Ich überlege mir die *Sänger Spirit SX Heavy Feeder Rute* zuzulegen (3.90,-120gr.wg.). Da ich sehr oft am R-H-K sitze, sind die mitgelieferten Spitzen (1x 2oz, 3oz, 4oz) etwas zu hart. Daher meine Fragen: 
Ist das die gleiche Rute wie die *Sänger Spirit Heavy Feeder Rute??
*Kann man auch einfach ne leichtere spitze drauf machen??
Wenn ja, bekommt man diese so einfach??

Danke für alle antworten. 
LG Jonas


----------



## sam1000-0 (1. November 2013)

*AW: Sänger Spirit Heavy Feeder Rute*

Ich hatte die MP1 in 3, 90m als Lieblingsrute auf alles 
mögliche zm feedern eingesetzt.

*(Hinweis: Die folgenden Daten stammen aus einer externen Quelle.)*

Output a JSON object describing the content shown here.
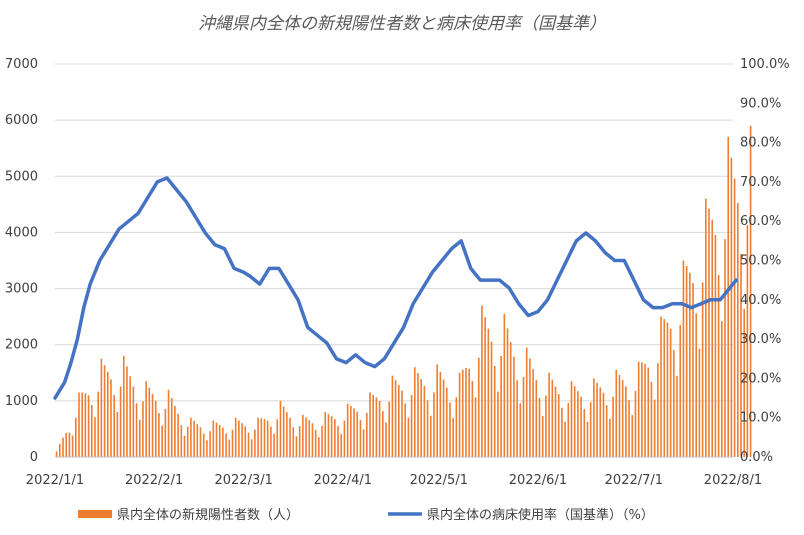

Zum Beispiel auf 
Barben, Rotaugen, Brassen und auf Zander.
Gewässer waren Rhein, Kanäle (NRW) und Maas in Holland.
Eine  absolute Superrute, da muss man nur die Spitze 
dem Wg und Strömung anpassen.
In letzter Zeit gings mit der Rute nur noch auf Zander am
Rhein und die möchte ich neben meiner Dega Formel 1
auch bis 180g wg nicht mehr hergeben.


----------